3.  What applications can COmanage help manage?

The identity management of many applications, including most collaboration applications, are amenable to use with COmanage.  COmanage is designed to use connectors that can drive the outputs to applications.  A critical first connector – storing the outputs in a directory – allows many properly engineered directory enabled applications to be served with COmanage.  We will maintain a list of applications that have been fitted into COmanage.

In addition, it is anticipated that COmanage will be used to manage the identity aspects of domain science applications, including the ability to access or calibrate remote instruments, operate network sensors, and control grid-based resources.

4. How long does it take to have an application manageable by COmanage?

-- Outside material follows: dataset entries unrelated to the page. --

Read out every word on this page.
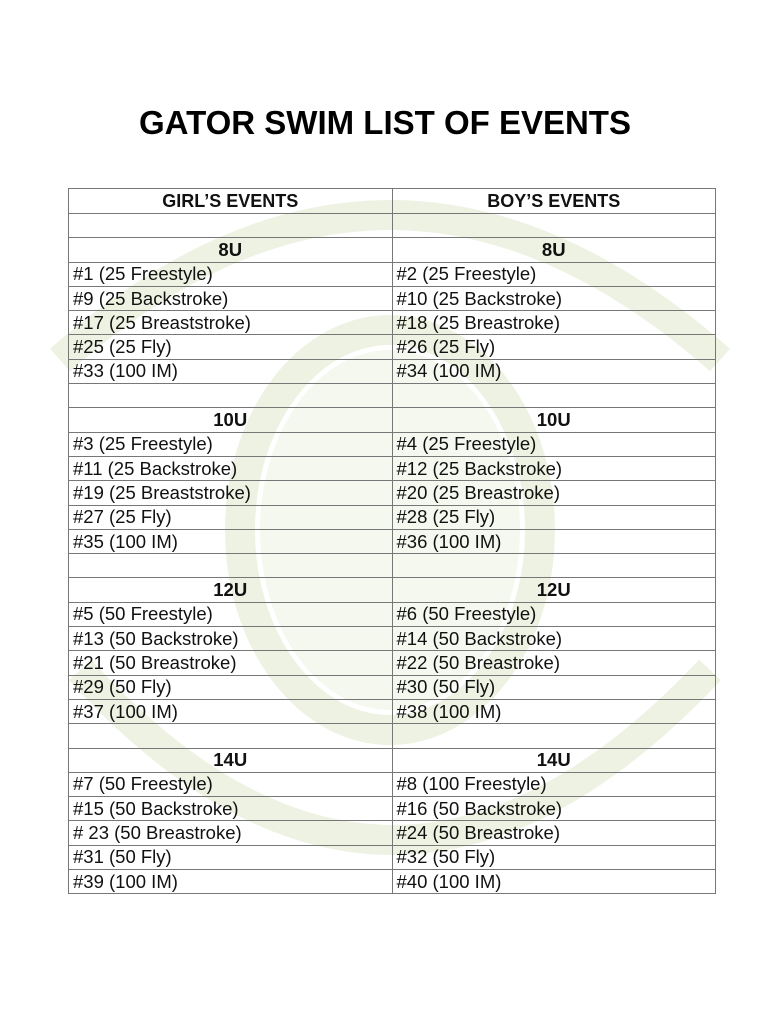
GATOR SWIM LIST OF EVENTS
GIRL’S EVENTS	BOY’S EVENTS

8U	8U
#1 (25 Freestyle)	#2 (25 Freestyle)
#9 (25 Backstroke)	#10 (25 Backstroke)
#17 (25 Breaststroke)	#18 (25 Breastroke)
#25 (25 Fly)	#26 (25 Fly)
#33 (100 IM)	#34 (100 IM)

10U	10U
#3 (25 Freestyle)	#4 (25 Freestyle)
#11 (25 Backstroke)	#12 (25 Backstroke)
#19 (25 Breaststroke)	#20 (25 Breastroke)
#27 (25 Fly)	#28 (25 Fly)
#35 (100 IM)	#36 (100 IM)

12U	12U
#5 (50 Freestyle)	#6 (50 Freestyle)
#13 (50 Backstroke)	#14 (50 Backstroke)
#21 (50 Breastroke)	#22 (50 Breastroke)
#29 (50 Fly)	#30 (50 Fly)
#37 (100 IM)	#38 (100 IM)

14U	14U
#7 (50 Freestyle)	#8 (100 Freestyle)
#15 (50 Backstroke)	#16 (50 Backstroke)
# 23 (50 Breastroke)	#24 (50 Breastroke)
#31 (50 Fly)	#32 (50 Fly)
#39 (100 IM)	#40 (100 IM)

It can take hours to years depending on the application and how well it works with standard middleware infrastructure.  It also depends on who owns the application and how integrated one wants the application to be.

5.  What does completely reconfigurable mean?

COmanage is being built using all open source components, communicating via open protocols.  It is highly modular, designed so that the components can be replaced (by open or proprietary replacements). Those components can be located almost anywhere in a support chain, from individual and departmental to enterprise, federated and national level locations.  The user sees a consistent veneer, while the plumbing underneath can shift over time.  The only way the user sees changes is that capacities might increase as the plumbing evolves.  For example, group management tools may at first may be applied only to the CO groups one has, but then adds, over time,  management of class groups, authorized to have keys to the lab group, and the group of those entitled to access the file store. Integration changes involving the university and its departments, in addition to the CO, are exhibited as new capacities within the group management veneer.

6. What is a Virtual Organization (VO)? 

A VO is a collaborative organization that is focused around a particular domain science and usually uses significant resources (computers, storage, networks, etc.) beyond collaboration tools. Often, these additional resources have substantial authorization requirements, stemming from federal guidelines, audit standards, etc.

7.  What does COManage offer a VO?

Initially, COmanage can support the general collaboration needs of the VO, providing list servs, shared file stores, access-controlled wikis, etc.  But it is the designed, if currently unfunded, intent to extend COmanage to the identity-oriented needs of the domain science applications.  Access to data sets, control of remote instruments, management of digital repositories, even permissions for use of grant funds are all feasible using the Comanage tools of group and privilege management.

8.  What is the future of COmanage?

COmanage is designed as a catalytic agent as well as a code base.  It is intended to demonstrate the need and value of consistent user management of the identities, groups and privileges across collaboration applications and more broadly.  It is clear that many important applications, particularly enterprise business systems, have their own embedded tools and approaches.  COmanage can be used to populate tables that feed those applications, but the applications may want to call out to external group and privilege services. For such needs, API’s will need to be developed for COmanage services.

COmanage as an open source code base and development effort is partially funded by the National Science Foundation with additional support from Internet2. The intent is to build broad interest and support in the work and have it move to a broad and distributed development effort. At the same time, as application developers begin to code to group and privilege API’s for services delivered through an enterprise bus, the need for COmanage itself levels off, at least in a catalytic role.

9. Are there places where I can use COmanage without having to set it up myself?

Not yet, though we are hopeful of service centers provisioning such services.